The new company, Talen Energy, proposed two divestiture options in a filing with the Federal Energy Regulatory Commission July 15 (EC14-112). One involves six Riverstone plants and one PPL plant in New Jersey and Pennsylvania — all combined-cycle plants — for a total of 1,315 MW. The second involves the same six Riverstone plants, plus a 399-MW coal-fired plant in Maryland and two PPL hydro plants in Pennsylvania for a total of 1,346 MW.
In an affidavit supporting the spinoff, Julie Solomon, a market power expert for Navigant Consulting, said that no company with more than 10% of PJM’s summer installed capacity would be permitted to bid for the plants. That would leave out Public Service Enterprise Group, Exelon and NRG Energy.

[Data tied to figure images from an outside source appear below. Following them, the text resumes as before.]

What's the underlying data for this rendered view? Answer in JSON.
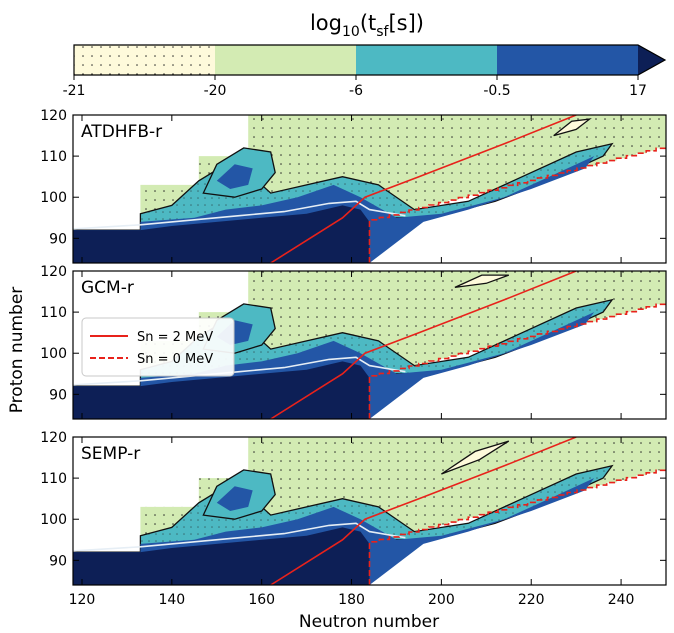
{
  "colorbar": {
    "title_main": "log",
    "title_sub": "10",
    "title_open": "(t",
    "title_subsf": "sf",
    "title_close": "[s])",
    "ticks": [
      "-21",
      "-20",
      "-6",
      "-0.5",
      "17"
    ]
  },
  "palette": {
    "level1": "#fefadb",
    "level2": "#d3ebb3",
    "level3": "#4db9c3",
    "level4": "#2356a6",
    "level5": "#0d1f56",
    "sn2": "#e8221b",
    "contour": "#111111",
    "boundary": "#e6eef5"
  },
  "axes": {
    "xlabel": "Neutron number",
    "ylabel": "Proton number",
    "xticks": [
      "120",
      "140",
      "160",
      "180",
      "200",
      "220",
      "240"
    ],
    "yticks": [
      "90",
      "100",
      "110",
      "120"
    ]
  },
  "legend": {
    "sn2": "Sn = 2 MeV",
    "sn0": "Sn = 0 MeV"
  },
  "chart_data": {
    "type": "heatmap",
    "quantity": "log10(tsf[s])",
    "color_levels": [
      -21,
      -20,
      -6,
      -0.5,
      17
    ],
    "xlabel": "Neutron number",
    "ylabel": "Proton number",
    "xlim": [
      118,
      250
    ],
    "ylim": [
      84,
      120
    ],
    "panels": [
      {
        "label": "ATDHFB-r",
        "region_min_z_by_n": [
          [
            118,
            92
          ],
          [
            133,
            92
          ],
          [
            134,
            103
          ],
          [
            146,
            103
          ],
          [
            147,
            110
          ],
          [
            157,
            110
          ],
          [
            158,
            120
          ],
          [
            250,
            120
          ]
        ],
        "neutron_drip_limit_by_z": [
          [
            184,
            84
          ],
          [
            184,
            94
          ],
          [
            196,
            95
          ],
          [
            214,
            100
          ],
          [
            224,
            107
          ],
          [
            236,
            115
          ],
          [
            248,
            120
          ]
        ],
        "sn2_line": [
          [
            162,
            84
          ],
          [
            178,
            95
          ],
          [
            183,
            100
          ],
          [
            195,
            105
          ],
          [
            214,
            113
          ],
          [
            230,
            120
          ]
        ],
        "high_halflife_island": [
          [
            225,
            115
          ],
          [
            233,
            119
          ]
        ]
      },
      {
        "label": "GCM-r",
        "region_min_z_by_n": [
          [
            118,
            92
          ],
          [
            133,
            92
          ],
          [
            134,
            103
          ],
          [
            146,
            103
          ],
          [
            147,
            110
          ],
          [
            157,
            110
          ],
          [
            158,
            120
          ],
          [
            250,
            120
          ]
        ],
        "neutron_drip_limit_by_z": [
          [
            184,
            84
          ],
          [
            184,
            94
          ],
          [
            196,
            95
          ],
          [
            214,
            100
          ],
          [
            224,
            107
          ],
          [
            236,
            115
          ],
          [
            248,
            120
          ]
        ],
        "sn2_line": [
          [
            162,
            84
          ],
          [
            178,
            95
          ],
          [
            183,
            100
          ],
          [
            195,
            105
          ],
          [
            214,
            113
          ],
          [
            230,
            120
          ]
        ],
        "high_halflife_island": [
          [
            203,
            116
          ],
          [
            215,
            119
          ]
        ]
      },
      {
        "label": "SEMP-r",
        "region_min_z_by_n": [
          [
            118,
            92
          ],
          [
            133,
            92
          ],
          [
            134,
            103
          ],
          [
            146,
            103
          ],
          [
            147,
            110
          ],
          [
            157,
            110
          ],
          [
            158,
            120
          ],
          [
            250,
            120
          ]
        ],
        "neutron_drip_limit_by_z": [
          [
            184,
            84
          ],
          [
            184,
            94
          ],
          [
            196,
            95
          ],
          [
            214,
            100
          ],
          [
            224,
            107
          ],
          [
            236,
            115
          ],
          [
            248,
            120
          ]
        ],
        "sn2_line": [
          [
            162,
            84
          ],
          [
            178,
            95
          ],
          [
            183,
            100
          ],
          [
            195,
            105
          ],
          [
            214,
            113
          ],
          [
            230,
            120
          ]
        ],
        "high_halflife_island": [
          [
            200,
            111
          ],
          [
            215,
            119
          ]
        ]
      }
    ]
  }
}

With almost 14,000 MW of generation, the new company will rank fifth nationally in competitive generation (behind NRG, Exelon, Calpine and Next Era) and third among independent power producers. (See PPL-Riverstone Spin-Off Shuffles GenCo Rankings.)
“What we are laying out in the filing are some potential options if FERC deems there would be market power concerns,” PPL spokesman Ryan Hill said. “They are simply proposals at this time. If FERC would deem that we would have to sell some power plants, we proposed entering in a contract or contracts to do that within one year of approval.”
Under Talen’s plan, all of the generation assets listed in both options — a total of nearly 2,000 MW — would be put into a blind trust after the PPL-Riverstone transaction is completed. The assets would be operated by an unaffiliated third party, or “Independent Energy Manager,” which would bid all energy and ancillary services of the units until the divestiture is complete. The IEM would be paid a management fee with performance incentives.
“Because neither Talen Energy nor its affiliates will have any control over the generation in the hands of the IEM, any ability or incentive to exercise market power with respect to these units will be eliminated,” Solomon wrote. “I assume that all the plants in either Option 1 or Option 2 will be divested to a single new entrant, although under the Applicants’ proposal, multiple buyers could purchase the plants, as long as all of the plants in the option selected are sold.
“The interim mitigation is further enhanced by the presence of Commission-approved market monitoring and mitigation in PJM, and ongoing oversight by the PJM Independent Market Monitor.”
Hill said PPL still believes all regulatory approvals will be obtained within a year.